Insect venom allergy
The first study of PIT in insect venom allergic individuals employed peptides from Api m 1. Five bee venom allergic subjects received divided incremental doses of a mixture of three peptides at weekly intervals (57). Ten subjects treated with conventional bee venom immunotherapy served as controls. A cumulative peptide dose of 397.1 μg was given. Subcutaneous challenge with 10 μg of whole Api m 1 was tolerated without systemic allergic symptoms by all subjects. Three of five tolerated a wild bee sting challenge without reaction, the remaining two subjects developed mild systemic allergic reactions. No changes were observed in levels of allergen-specific serum IgE or IgG4 during PIT but following subcutaneous challenge with whole allergen 1 week after the last peptide injection, serum concentrations of both antibody isotypes increased sharply.

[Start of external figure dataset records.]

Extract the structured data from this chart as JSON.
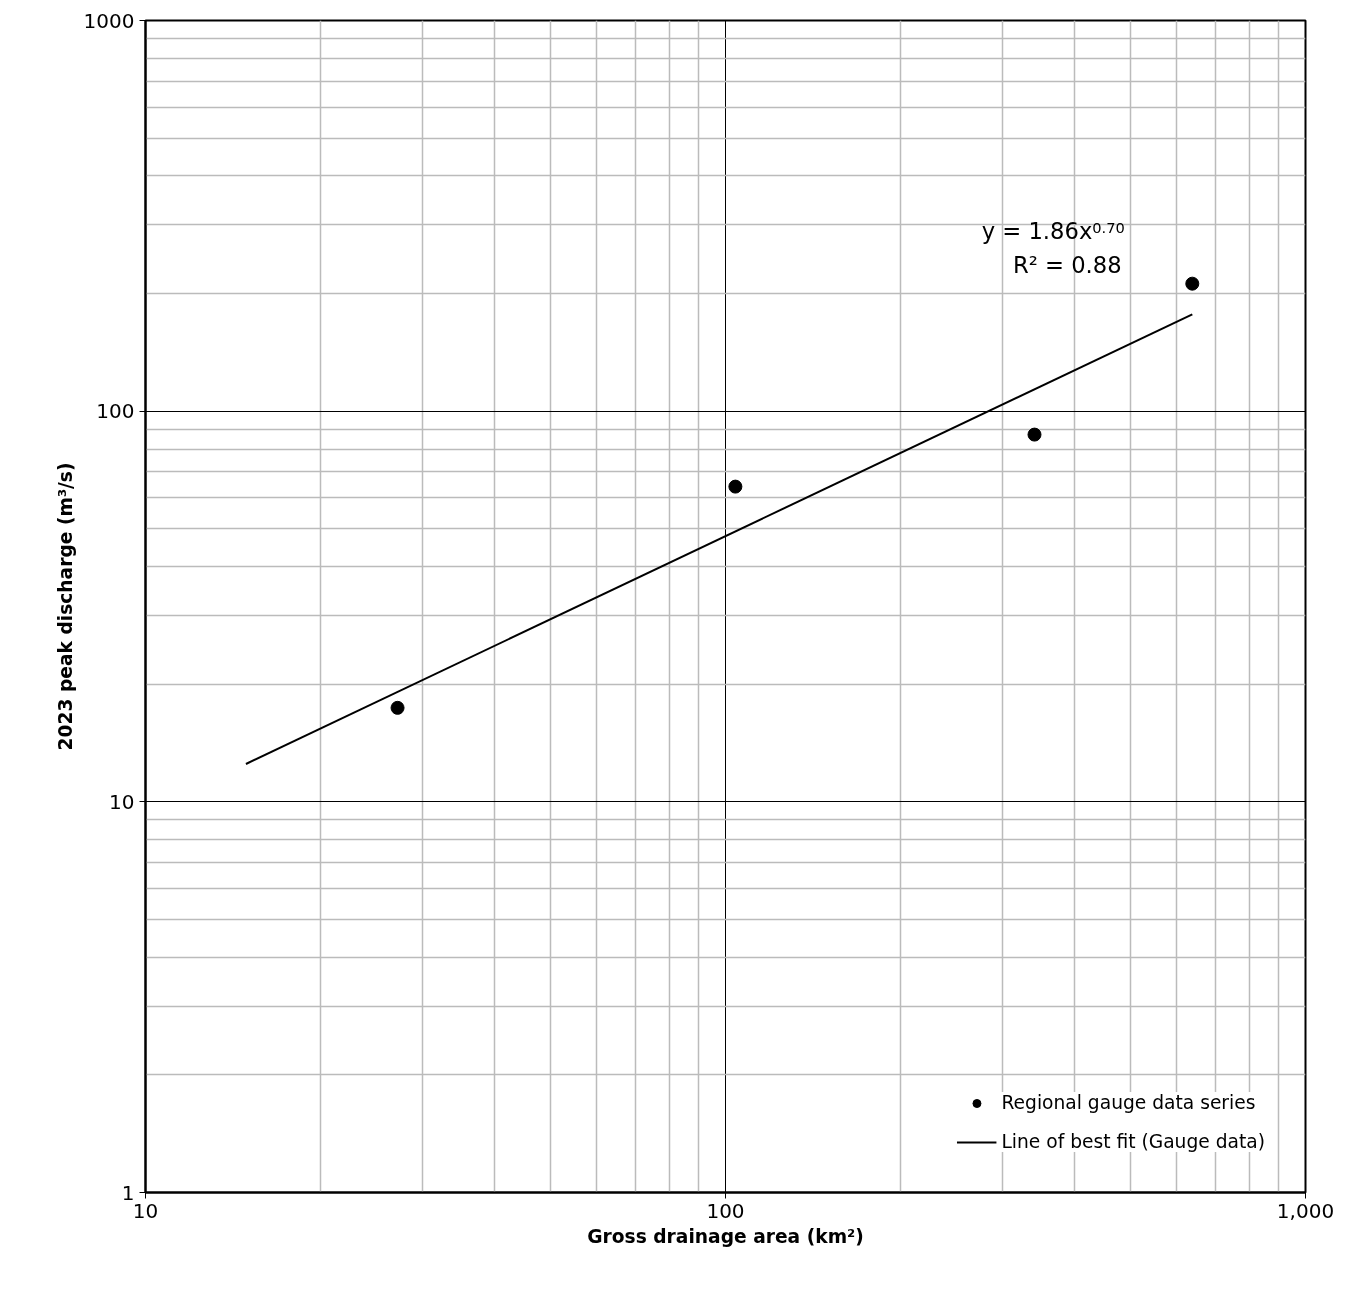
{
  "chart_data": {
    "type": "scatter",
    "xlabel": "Gross drainage area (km²)",
    "ylabel": "2023 peak discharge (m³/s)",
    "log": "xy",
    "xlim": [
      10,
      1000
    ],
    "ylim": [
      1,
      1000
    ],
    "xticks": [
      10,
      100,
      {
        "value": 1000,
        "label": "1,000"
      }
    ],
    "yticks": [
      1,
      10,
      100,
      1000
    ],
    "grid": true,
    "legend": "bottom right",
    "marker": "circle",
    "series": [
      {
        "name": "Regional gauge data series",
        "color": "#000000",
        "x": [
          27.2,
          104,
          341,
          638
        ],
        "values": [
          17.4,
          64.1,
          87.1,
          212
        ]
      },
      {
        "name": "Line of best fit (Gauge data)",
        "type": "line",
        "color": "#000000",
        "line_style": "solid",
        "marker": "none",
        "x": [
          14.9,
          638
        ],
        "values": [
          12.5,
          177
        ]
      }
    ],
    "annotations": [
      "y = 1.86x$^{0.70}$",
      "R² = 0.88"
    ]
  }
}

Texier et al. determined the major T-cell epitopes of Api m 1 using direct binding of peptides to purified major histocompatibility complex class II molecules (58). Four peptides were identified, which were administered to bee venom allergic individuals with mild disease in a controlled, open-label, single-blind study (59). A total dose of 431.1 μg of each of the four peptides was administered to 12 individuals. Treatment was well tolerated and no adverse events were observed. Allergen-specific T-cell proliferative responses to whole bee venom and purified allergen were reduced following treatment. IL-13 and IFN-γ responses of PBMC cultured with allergen were reduced after treatment whereas IL-10 was increased. Late-phase cutaneous reactions to both whole bee venom and Api m 1 were significantly reduced. There was a small, significant but transient increase in allergen-specific IgG and IgG4 during peptide immunotherapy. No subjective outcome measures were analysed.

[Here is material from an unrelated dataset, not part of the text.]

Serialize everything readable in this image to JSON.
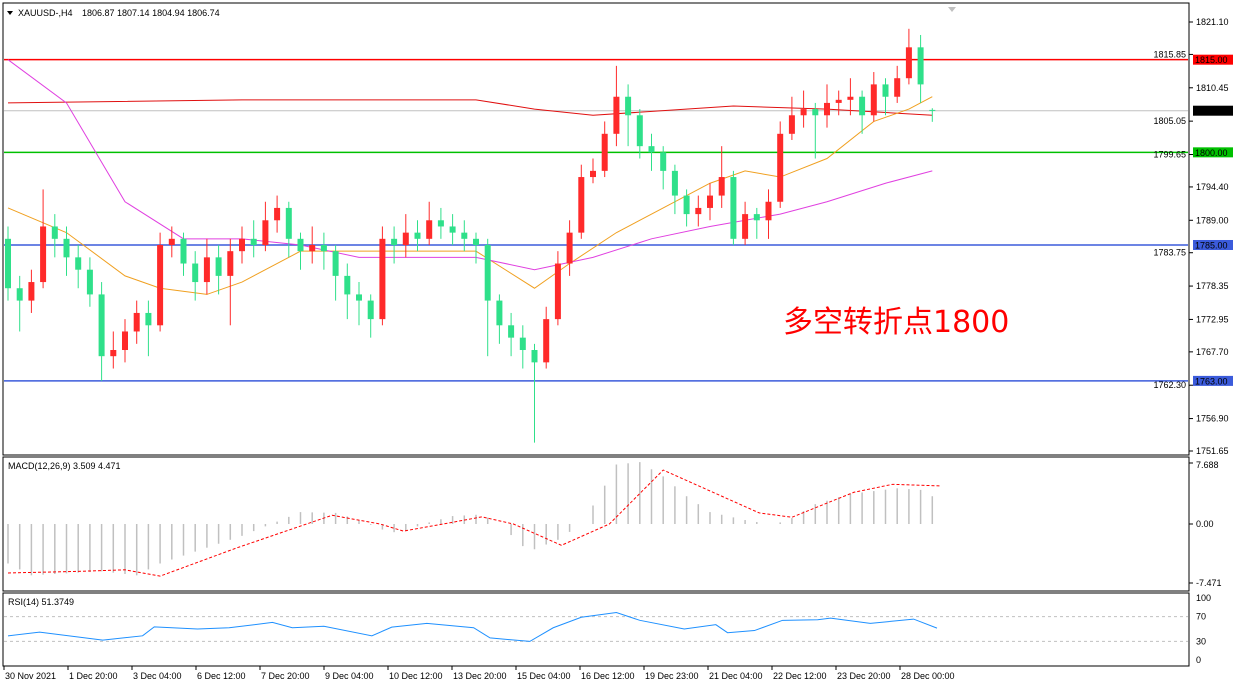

In another study, bee venom allergic subjects were treated according to a RUSH protocol with three synthetic polypeptides (long synthetic peptides) covering the whole Api m 1 molecule and ranging in length from 45 to 60 amino acids in length (60). Patients received approximately 250 μg in incremental divided doses at 30 min intervals starting with 0.1 μg. Up to five maintenance injections of 100 μg, or in some cases 300 μg, were subsequently given. No significant change in skin sensitivity to intradermal allergen challenge was observed. A transient increase in T-cell proliferation to the peptides was observed during therapy in the active treatment group. IFN-γ and IL-10 levels but not Th2 cytokines increased. Allergen-specific IgG4 levels increased throughout the study period. Peptide-specific IgE was induced in some patients during the study. Some local and disseminated erythema with occasional hand palm pruritis was observed in two subjects.
In conclusion, improved understanding of the mechanisms of immunological tolerance and the mechanisms underlying the efficacy of SIT have allowed substantial progress to be made in peptide immunotherapy. There are numerous studies in both allergic and autoimmune diseases that support the potential of this approach. More studies are required to define the optimal dose range, dose interval and route of administration. Initial concerns over the incidence of adverse events may be allayed through use of short peptides and low doses.